Je suis captive dans un labyrinthe sans fin, façonné de l’asphalte encore fumant de nos ardeurs. Les murs gris, infranchissables, percutent le ciel. Le soleil est brûlant, mais je ne le vois pas ; je suis éblouie. Le bitume est rugueux, il blesse la paume de mes mains et écorche mes genoux. Dans cette course effrénée, je tourne en rond, je chancelle, à la recherche d’une issue invisible. En vain, je perds pied dans le tumulte des voix, bourdonnement continu, fond sonore de ma déchéance. Je suis la muse soumise au bon vouloir de ton inspiration. Tu me heurtes avec tes mots tranchants – parfois par sadisme, parfois par ennui – et tu me blesses avec ton silence incendiaire. Des entailles à vif, éternellement. Le temps passe et les chances de m’affranchir s’évanouissent dans le soupir de tes baisers mortels.
Le labyrinthe est ta demeure, Astérion. C’est ici que tu assouvis tes pulsions les plus sauvages. C’est le foyer tes drames personnels, le donjon de tes fantasmes et le cocon de ta détresse. Ce qui me fait doucement rire, tu sais, c’est que même toi, tu ne saurais pas comment sortir. C’est d’ailleurs loin d’être ton projet. Grand bien te fasse, mon amour. Dans le méandre de souvenirs d’un autre âge et d’une autre vie, sanctuaire du chaos infernal de ta luxure et de mon oubli. Toi et moi sommes captifs. Je cherche la sortie, tandis que toi, tu te repais inlassablement de mon corps, jusqu’au fond de mon âme. Et tu as froid.
Dans ton étreinte infrangible, tu me saisis et tu me transportes au milieu de ton labyrinthe. Retour à la case départ, les dominos tombent en cascade, mes espoirs sont entraînés dans leur chute. Tu repars aussi vite que tu m’es apparu. Ton côté du lit est vide et froid. J’imagine ton corps contre le mien, tu fumes comme à chaque fois. Alors je saigne à cause du vide de ton absence. Qui suis-je pour avoir autant besoin de toi ?
Je suis épuisée de me battre contre tes charmes et de devoir te laisser des bouts de moi quand tu le désires. Et tu prends, tu prends, tu prends, comme si ça allait durer pour toujours. Mais j’ai un cœur tu sais, et il est fragile : un jour je n’aurais plus rien à te donner.
Pendant que toi tu vis et tu jouis de mondanités, de nectar onéreux et de poussière de fée, des corps dénudés te sont offerts dans des suppliques. Elles te veulent toi, les sacrifiées, leurs mains jointes, t’implorant à genoux, elles ont soif de ta reconnaissance, soif de toi, Astérion. Dans un geste de compassion et peut-être aussi par vanité, tu les prends toutes entières, les unes après les autres, les sacrifiées.

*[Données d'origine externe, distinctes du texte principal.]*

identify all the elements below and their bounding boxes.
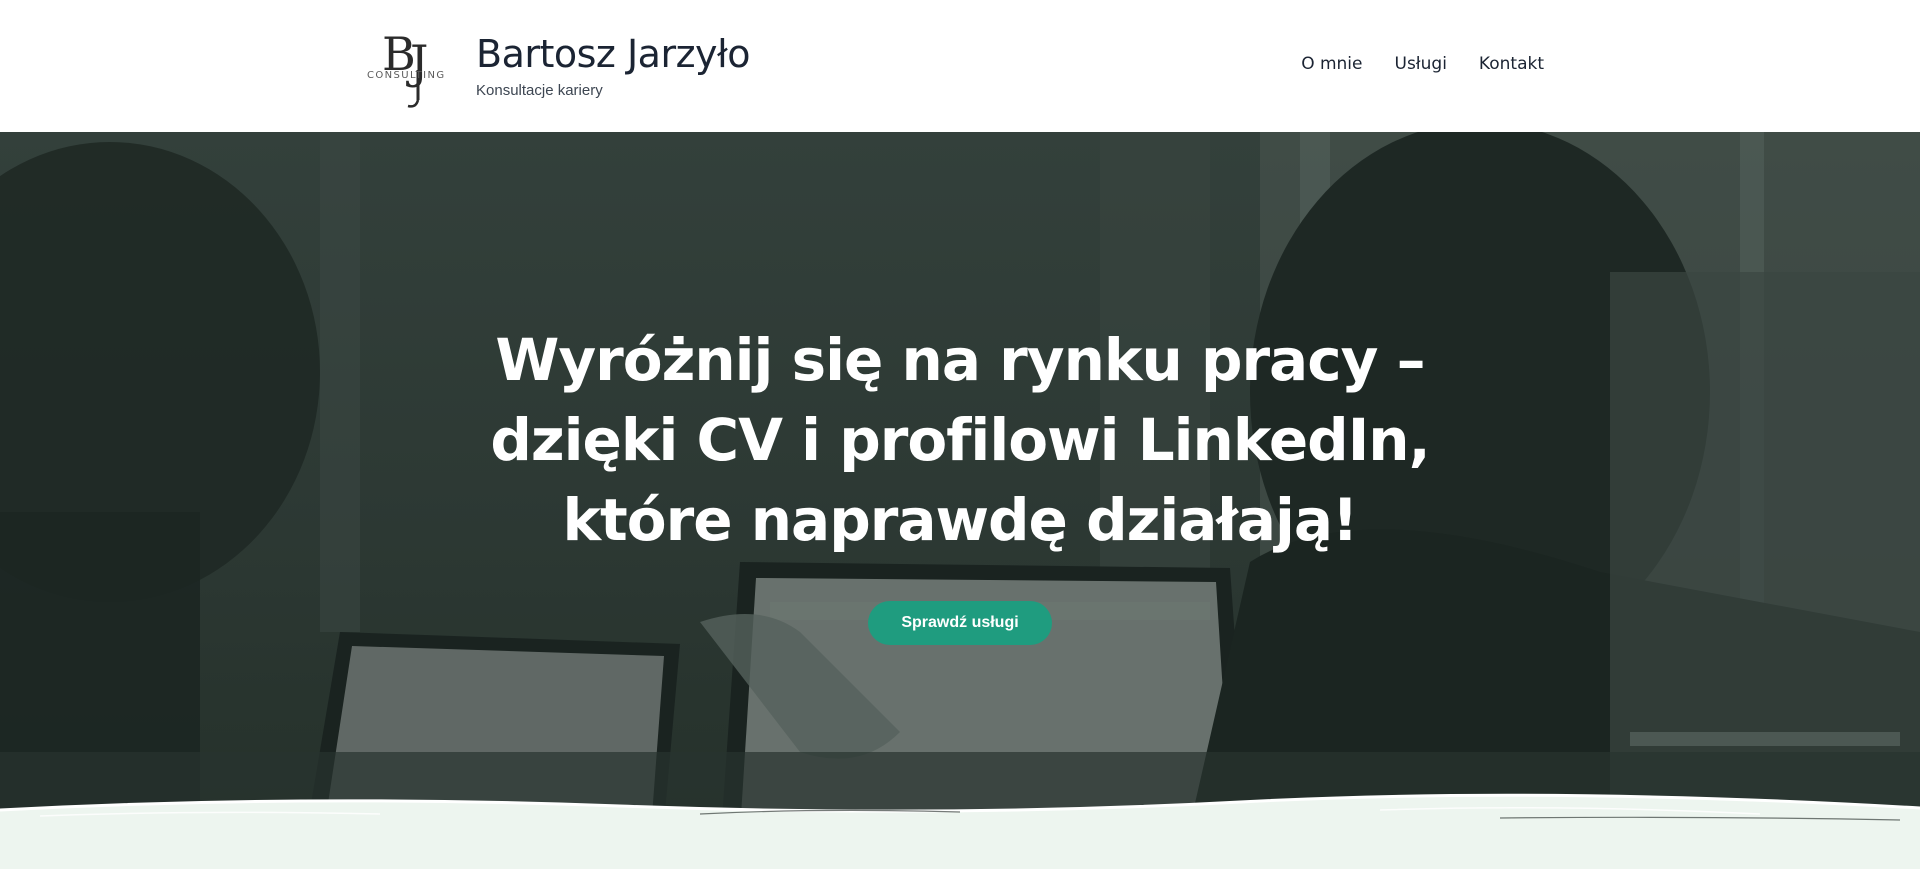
site-title: Bartosz Jarzyło	[476, 32, 751, 76]
site-header: B J CONSULTING Bartosz Jarzyło Konsultac…	[0, 0, 1920, 132]
nav-link-kontakt[interactable]: Kontakt	[1479, 54, 1544, 74]
hero-headline-line-3: które naprawdę działają!	[562, 486, 1358, 554]
nav-link-uslugi[interactable]: Usługi	[1395, 54, 1447, 74]
bj-consulting-logo: B J CONSULTING	[367, 27, 445, 108]
home-link[interactable]: B J CONSULTING Bartosz Jarzyło Konsultac…	[366, 26, 766, 110]
main-nav: O mnie Usługi Kontakt	[1301, 54, 1544, 74]
svg-text:CONSULTING: CONSULTING	[367, 70, 445, 81]
wave-divider	[0, 793, 1920, 869]
hero-headline-line-2: dzięki CV i profilowi LinkedIn,	[490, 406, 1430, 474]
nav-link-o-mnie[interactable]: O mnie	[1301, 54, 1362, 74]
check-services-button[interactable]: Sprawdź usługi	[868, 601, 1052, 645]
hero-headline: Wyróżnij się na rynku pracy – dzięki CV …	[460, 320, 1460, 560]
site-tagline: Konsultacje kariery	[476, 82, 603, 99]
hero-section: Wyróżnij się na rynku pracy – dzięki CV …	[0, 132, 1920, 869]
hero-headline-line-1: Wyróżnij się na rynku pracy –	[495, 326, 1425, 394]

S’il te plaît, dis-moi les choses, dis-moi que tu m’aimes et que ma présence ici est importante, dis-moi ce que je vaux pour toi, au moins une fois. Par ton silence, tu creuses le trou béant – comme leurs bouches – dans lequel je verse des larmes qui abreuvent le jardin maudit de ton labyrinthe en feu. Tombeau froid de ma jeunesse perdue dans tes bras, incapable de me dépêtrer du lierre de tes étreintes, vénéneux, possessif, étrangleur. Tu vois, moi aussi je t’implore. Mais il est vain d’appeler à l’aide ou de te demander – aucun moyen n’est bon, puisque tu as jeté la clé, du geste nonchalant qui te caractérise, comme l’enfant pris en flagrant délit de bêtise sans personne avec assez d’aplomb pour te punir.
A la seconde où je les croise, tes yeux me jettent un sort. Ton regard de glace a ce paradoxe qu’il renferme le feu. Ta rage intérieure ne semble jamais s’apaiser et tu fulmines sans cesse de toute la passion qui te caractérise. Ta colère contre l’injustice, ta peur d’être incompris, tu voudrais toute l’attention du monde et en même temps qu’on oublie ton existence. Tu es d’acier et à l’intérieur bout la lave, alors tu brûles et tu me consumes. Avec ta force titanesque et tes mains autour de mon cou, tu pourrais sans mal briser le fil de ma vie, comme tu as déjà brisé maintes fois tes promesses. Chaque soir je meurs, quand je me donne à toi. C’est triste et c’est très beau. L’amour existe-t-il vraiment lorsqu’il nous dévore tout entier ? Je n’ai jamais été dévote, mais quand je te vois, je m’en remets toujours à Dieu.